Vamos a encargarnos de ayudar a toda esa gente desamparada. Tenemos que reunirla en un lugar seguro y esperar a que las comunicaciones se restablezcan y podamos recibir órdenes.

—Entonces, lo siento —te dice con firmeza—. No puedo acompañarlos. Tienen que dejadme bajar.

—¿Y por qué debería hacer eso, forastero? —preguntas, circunspecto.

—Mi esposa —dice, mirando fijamente también al retrovisor interior— debería estar esperándome en una habitación del motel «Paraíso». Necesito ir con ella, saber si está bien. Hasta que no haga eso, no puedo si quiera plantearme ayudar a otros.

—Te entiendo, muchacho —dices con sinceridad, mientras intentas captar una reacción en su cara que te pueda alertar de si miente—. Pero a veces el bien de la comunidad, es más importante que el de uno mismo. Mi esposa y mi hija están muy lejos de aquí, y no sé nada de ellas. ¿Crees que no me gustaría salir con viento fresco de esta ciudad, olvidarme de mi placa y mi deber, para comprobar si están bien?

—Yo no soy policía, señor —responde—. Sólo quiero estar con mi esposa.

—¿Y el arma de fuego que llevas? —preguntas, mientras esperas a que el tipo se delate a sí mismo—. Por qué un hombre que sólo quiere reunirse con su esposa, llevaría un revolver bajo el sobaco.

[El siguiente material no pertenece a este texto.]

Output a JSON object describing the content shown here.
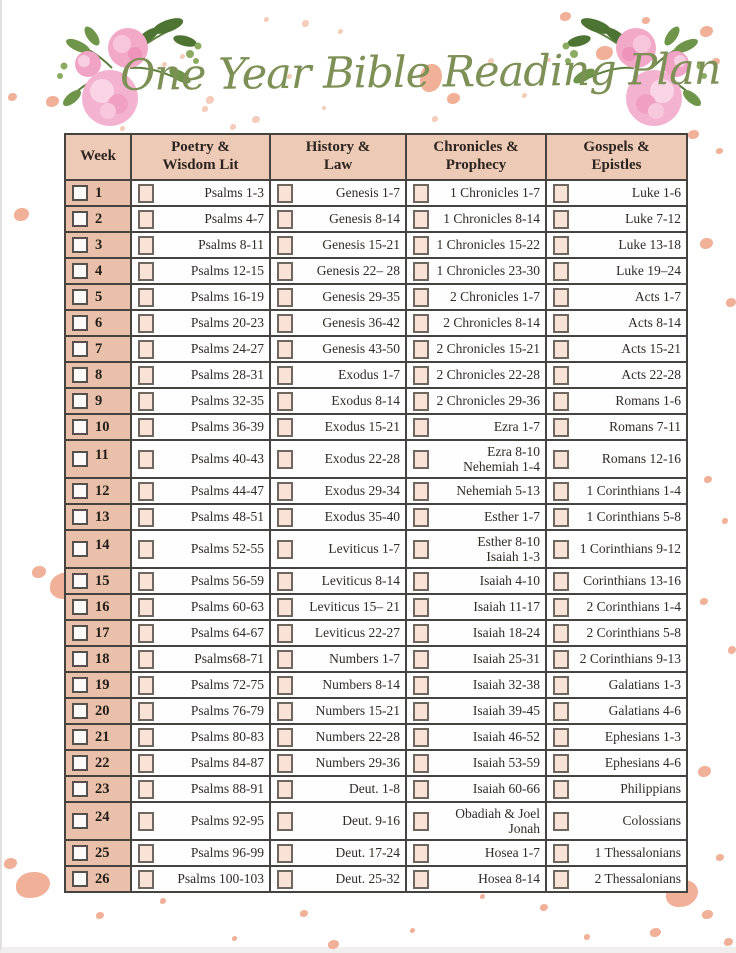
{
  "title": "One Year Bible Reading Plan",
  "colors": {
    "title_green": "#7d9055",
    "header_bg": "#edcab5",
    "week_bg": "#e9c0a9",
    "checkbox_fill": "#f9e3d7",
    "table_border": "#454340",
    "splatter": "#f1b098",
    "splatter_light": "#f5cbb9"
  },
  "table": {
    "columns": [
      "Week",
      "Poetry &\nWisdom Lit",
      "History &\nLaw",
      "Chronicles &\nProphecy",
      "Gospels &\nEpistles"
    ],
    "rows": [
      {
        "week": "1",
        "poetry": "Psalms 1-3",
        "history": "Genesis 1-7",
        "chronicles": "1 Chronicles  1-7",
        "gospels": "Luke 1-6"
      },
      {
        "week": "2",
        "poetry": "Psalms 4-7",
        "history": "Genesis 8-14",
        "chronicles": "1 Chronicles 8-14",
        "gospels": "Luke 7-12"
      },
      {
        "week": "3",
        "poetry": "Psalms 8-11",
        "history": "Genesis 15-21",
        "chronicles": "1 Chronicles 15-22",
        "gospels": "Luke  13-18"
      },
      {
        "week": "4",
        "poetry": "Psalms 12-15",
        "history": "Genesis 22– 28",
        "chronicles": "1 Chronicles 23-30",
        "gospels": "Luke  19–24"
      },
      {
        "week": "5",
        "poetry": "Psalms 16-19",
        "history": "Genesis 29-35",
        "chronicles": "2 Chronicles 1-7",
        "gospels": "Acts 1-7"
      },
      {
        "week": "6",
        "poetry": "Psalms 20-23",
        "history": "Genesis 36-42",
        "chronicles": "2 Chronicles 8-14",
        "gospels": "Acts 8-14"
      },
      {
        "week": "7",
        "poetry": "Psalms 24-27",
        "history": "Genesis 43-50",
        "chronicles": "2 Chronicles 15-21",
        "gospels": "Acts 15-21"
      },
      {
        "week": "8",
        "poetry": "Psalms 28-31",
        "history": "Exodus  1-7",
        "chronicles": "2 Chronicles 22-28",
        "gospels": "Acts 22-28"
      },
      {
        "week": "9",
        "poetry": "Psalms 32-35",
        "history": "Exodus  8-14",
        "chronicles": "2 Chronicles 29-36",
        "gospels": "Romans  1-6"
      },
      {
        "week": "10",
        "poetry": "Psalms 36-39",
        "history": "Exodus 15-21",
        "chronicles": "Ezra 1-7",
        "gospels": "Romans  7-11"
      },
      {
        "week": "11",
        "poetry": "Psalms 40-43",
        "history": "Exodus 22-28",
        "chronicles": "Ezra 8-10\nNehemiah 1-4",
        "gospels": "Romans 12-16"
      },
      {
        "week": "12",
        "poetry": "Psalms 44-47",
        "history": "Exodus 29-34",
        "chronicles": "Nehemiah 5-13",
        "gospels": "1 Corinthians 1-4"
      },
      {
        "week": "13",
        "poetry": "Psalms 48-51",
        "history": "Exodus 35-40",
        "chronicles": "Esther 1-7",
        "gospels": "1 Corinthians 5-8"
      },
      {
        "week": "14",
        "poetry": "Psalms 52-55",
        "history": "Leviticus 1-7",
        "chronicles": "Esther 8-10\nIsaiah 1-3",
        "gospels": "1 Corinthians 9-12"
      },
      {
        "week": "15",
        "poetry": "Psalms 56-59",
        "history": "Leviticus  8-14",
        "chronicles": "Isaiah 4-10",
        "gospels": "Corinthians 13-16"
      },
      {
        "week": "16",
        "poetry": "Psalms 60-63",
        "history": "Leviticus 15– 21",
        "chronicles": "Isaiah 11-17",
        "gospels": "2 Corinthians 1-4"
      },
      {
        "week": "17",
        "poetry": "Psalms 64-67",
        "history": "Leviticus 22-27",
        "chronicles": "Isaiah 18-24",
        "gospels": "2 Corinthians 5-8"
      },
      {
        "week": "18",
        "poetry": "Psalms68-71",
        "history": "Numbers 1-7",
        "chronicles": "Isaiah 25-31",
        "gospels": "2 Corinthians 9-13"
      },
      {
        "week": "19",
        "poetry": "Psalms 72-75",
        "history": "Numbers 8-14",
        "chronicles": "Isaiah 32-38",
        "gospels": "Galatians 1-3"
      },
      {
        "week": "20",
        "poetry": "Psalms 76-79",
        "history": "Numbers 15-21",
        "chronicles": "Isaiah 39-45",
        "gospels": "Galatians 4-6"
      },
      {
        "week": "21",
        "poetry": "Psalms 80-83",
        "history": "Numbers  22-28",
        "chronicles": "Isaiah 46-52",
        "gospels": "Ephesians 1-3"
      },
      {
        "week": "22",
        "poetry": "Psalms 84-87",
        "history": "Numbers  29-36",
        "chronicles": "Isaiah 53-59",
        "gospels": "Ephesians 4-6"
      },
      {
        "week": "23",
        "poetry": "Psalms 88-91",
        "history": "Deut. 1-8",
        "chronicles": "Isaiah 60-66",
        "gospels": "Philippians"
      },
      {
        "week": "24",
        "poetry": "Psalms 92-95",
        "history": "Deut. 9-16",
        "chronicles": "Obadiah & Joel\nJonah",
        "gospels": "Colossians"
      },
      {
        "week": "25",
        "poetry": "Psalms 96-99",
        "history": "Deut. 17-24",
        "chronicles": "Hosea 1-7",
        "gospels": "1 Thessalonians"
      },
      {
        "week": "26",
        "poetry": "Psalms 100-103",
        "history": "Deut. 25-32",
        "chronicles": "Hosea 8-14",
        "gospels": "2 Thessalonians"
      }
    ]
  }
}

—Le enseñaría mi permiso de armas —dice, con la voz un poco ronca—. Pero lo olvidé en la otra chaqueta. Si quiere, puede acompañarme al motel…

Estallas en una ronca carcajada, y ésta desgarra la calma que reina dentro del vehículo. Billy casi pierde el control y os estrelláis contra un coche aparcado en plena calle.

—Lo siento, Billy —dices, conteniendo la risa, mientras tocas con la punta de los dedos la culata de tu revólver—. Pero este forastero cree que aquí somos todos unos paletos, que nos pasamos el día chupándonos el dedo.

—No entiendo por qué me dice eso —dice el extraño, sin apartar la vista del retrovisor.

—Bien, haremos una cosa —dices, mientras miras de reojo a los asientos de atrás—. Te dejaremos en la puerta del «Paraíso», y luego regresaremos a por los dos enseguida. Pero tendrás que entrar tu solo, mucha gente depende de que vayamos en su auxilio y no podemos arriesgarnos a entrar al motel, sin apenas armas y munición. Si algo sale mal, se perderían muchas vidas. ¿Lo entiendes?, muchacho.

—Lo entiendo, señor —dice, mientras notas que la tensión de su rostro se suaviza.

—Bien —dices, sin dejar de tocar con tus dedos la superficie lacada de tu viejo revolver—, intentaremos estar de vuelta en menos de una hora. ¿De acuerdo, señor James?

El forastero asiente con la cabeza, sin bajar la mirada.

Luego se baja y corre hacia la recepción del motel.

—Pero señor —protesta Billy—, no podemos dejarle entrar solo.

—Oh, sí que podemos, Billy —dices—. Mira la estrella de cinco puntas que llevo en el pecho. Y ahora, conecta la sirena, y ¡Arranca, maldita sea! No tenemos tiempo que perder.